Jerry Jones Apparently Threw A Huge Party For DeMarcus Ware Right After Making Him The Highest-Paid Defensive Player In The NFL (BONUS: Ranking The Best And Worst NFL Owners To Party With)
Three quick things about this story:
1. I don't know what it is, but I always trust anything that comes out of Osi Umenyiora's mouth. I'm not sure if it's the constant smile that is always on said mouth, his demeanor, or the fact he played a role in the two best nights I've ever had as a sports fan. But I trust that man with all my heart. At least now that he's retired and no longer engaging in public contract feuds with the Giants front office that always seemed to go off the rails.
2. Speaking of which, I don't ever want to hear anything from the talking heads spewing nonsense on TV all day to fill air time about how the Cowboys not going to sign one of their superstars ever again. Seemingly every year there is a contract dispute, and seemingly every year Jerruh shows up with a giant contract at the perfect time. Jerry Jones is clearly the players coach of owners. He can play hard ball all he wants at the negotiating table, but that dude clearly likes just being friends with his super popular employees to the point he throws parties for them AFTER they take a shit ton of his money to play a kid's game.
3. I would imagine players being invited to party with the owner of their team likely gets the same reaction of if you told high schoolers they could party with their teachers. But I don't think that's necessarily the case with Jerry Jones. Even though it would have major work party vibes at first, most work parties aren't being thrown by a billionaire. Millionaire NFL players get to do some cool ass shit. But billionaire NFL owners get to do even cooler shit that is probably so cool, it's illegal for the rest of us.
In fact, there is nothing you can tell me an NFL owner does for fun that would surprise me. Sex. Drugs. Real life Squid Game. Actually I take that back. Those people throwing back some drinks, listening to music, and some awkward dancing during their big parties would surprise me. I wouldn't bat an eyelash if it came out one of them hunted humans for sport though.
Okay that got dark. To brighten things up, I did a quick power rankings of which NFL owners would be the best/worst to party with and this is what I came up with.
BEST:
1. Mark Davis: Seems like an actual nice guy.

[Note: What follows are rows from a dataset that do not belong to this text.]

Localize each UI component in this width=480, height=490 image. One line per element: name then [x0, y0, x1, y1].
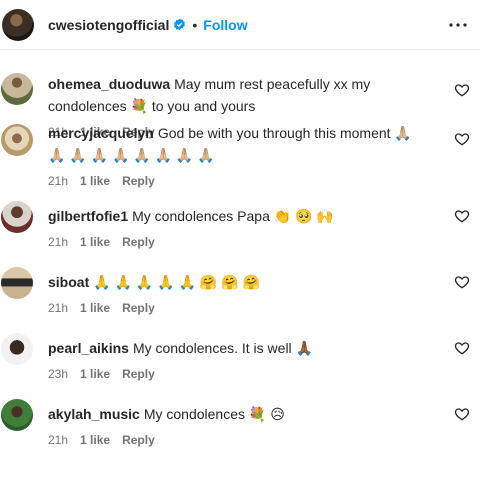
like-heart-icon[interactable] [454, 82, 470, 98]
comment-item: mercyjacquelyn God be with you through th… [0, 117, 480, 205]
reply-button[interactable]: Reply [122, 170, 155, 192]
comment-username[interactable]: siboat [48, 274, 89, 290]
comment-item: ohemea_duoduwa May mum rest peacefully xx… [0, 51, 480, 139]
comment-likes[interactable]: 1 like [80, 231, 110, 253]
comment-item: siboat 🙏 🙏 🙏 🙏 🙏 🤗 🤗 🤗 21h 1 like Reply [0, 267, 480, 337]
like-heart-icon[interactable] [454, 274, 470, 290]
comment-item: pearl_aikins My condolences. It is well 🙏… [0, 333, 480, 403]
comment-username[interactable]: ohemea_duoduwa [48, 76, 170, 92]
like-heart-icon[interactable] [454, 131, 470, 147]
comment-text: 🙏 🙏 🙏 🙏 🙏 🤗 🤗 🤗 [93, 274, 260, 290]
like-heart-icon[interactable] [454, 208, 470, 224]
comment-time[interactable]: 21h [48, 297, 68, 319]
reply-button[interactable]: Reply [122, 231, 155, 253]
post-header: cwesiotengofficial • Follow [0, 0, 480, 50]
comment-text: My condolences. It is well 🙏🏾 [132, 340, 313, 356]
comment-username[interactable]: gilbertfofie1 [48, 208, 128, 224]
avatar[interactable] [1, 399, 33, 431]
separator-dot: • [192, 16, 198, 33]
header-username[interactable]: cwesiotengofficial [48, 17, 169, 33]
reply-button[interactable]: Reply [122, 363, 155, 385]
avatar[interactable] [1, 267, 33, 299]
comment-likes[interactable]: 1 like [80, 363, 110, 385]
like-heart-icon[interactable] [454, 340, 470, 356]
comment-likes[interactable]: 1 like [80, 170, 110, 192]
comment-likes[interactable]: 1 like [80, 429, 110, 451]
avatar[interactable] [1, 124, 33, 156]
comment-time[interactable]: 21h [48, 170, 68, 192]
comment-likes[interactable]: 1 like [80, 297, 110, 319]
verified-badge-icon [173, 18, 186, 31]
comments-list: ohemea_duoduwa May mum rest peacefully xx… [0, 51, 480, 469]
avatar[interactable] [1, 73, 33, 105]
comment-time[interactable]: 21h [48, 429, 68, 451]
comment-time[interactable]: 23h [48, 363, 68, 385]
comment-username[interactable]: pearl_aikins [48, 340, 129, 356]
reply-button[interactable]: Reply [122, 429, 155, 451]
like-heart-icon[interactable] [454, 406, 470, 422]
avatar[interactable] [2, 8, 34, 41]
comment-username[interactable]: akylah_music [48, 406, 140, 422]
reply-button[interactable]: Reply [122, 297, 155, 319]
comment-item: akylah_music My condolences 💐 😥 21h 1 lik… [0, 399, 480, 469]
follow-button[interactable]: Follow [203, 17, 247, 33]
comment-text: My condolences Papa 👏 🥺 🙌 [132, 208, 334, 224]
comment-username[interactable]: mercyjacquelyn [48, 125, 154, 141]
avatar[interactable] [1, 201, 33, 233]
avatar[interactable] [1, 333, 33, 365]
comment-time[interactable]: 21h [48, 231, 68, 253]
more-options-icon[interactable] [446, 13, 470, 37]
comment-item: gilbertfofie1 My condolences Papa 👏 🥺 🙌 2… [0, 201, 480, 271]
comment-text: My condolences 💐 😥 [143, 406, 285, 422]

Loves PF Changs. Has all of Vegas at his disposal. Always has the worst hair in the room, which relaxes everyone else.
2. Jim Irsay: The Eagles lines would get old after a while, but there would be plenty of other things in the room to get your mind off of those.
3. Jerry Jones: For all the reasons above along with his obsession with glory holes.
4. Art Rooney II: This is just a gut feeling but I think being the owner of the Steelers gives you the power to do literally ANYTHING you want to do in Pittsburgh whenever you want without any legal consequences. So you could pretty much live a real life version of Grand Theft Auto with all the cheat codes on if Art allowed it.
5. Packers Fans: This is kind of a cop out because it's hard to figure out which stuffy white guy likes to party. But getting crazy with a bunch of people from Wisconsin who love their team enough to fork over a bunch of money for a random piece of paper can't be a bad time, unless you die from drinking too much or from doing something extra stupid after drinking too much.
WORST:
1. David Tepper: Absolutely loaded but also an absolute dickhead.
2 (tie). Dean Spanos and Mike Brown: Both of these guys would definitely have a cash bar at their party and host it at an old bowling alley in order to save a buck.
4. Jimmy Haslem: Jimmy feels like the Jim Dolan of the NFL, which is the worst thing I can say about a sports owner. This is admittedly a gut pick, but I feel like there's a chance I could end up arrested after a night partying with Haslem.
5. John Mara: Working for John Mara is probably awesome because he appears to be loyal to a fault. Partying with John Mara seems like it would be terrible because he'd probably just bring up work a lot, he clearly hates fun considering the taunting rules are a product of him, and he would host the party at an awful spot considering he built MetLife Stadium around the same time for around the same price that Jerry's World was built and MetLife is 1/10000000000000000000000th of what Jerry's World is. Plus I feel like John Mara wants to be called Mr. Mara because that's what his dad was called, which is a giant red flag in any walk of life when it comes to bosses.
Now I'm angry, so it's time for the GIF!
UPDATE: I searched Osi Umenyiora's name while I was writing this blog because I wanted to double check something and I came across this blog:
Needless to say I no longer trust anything that comes out of Osi's mouth. But I believe this story since no ex-Giants player ever says anything good about the Cowboys organization unless it's stone cold fact.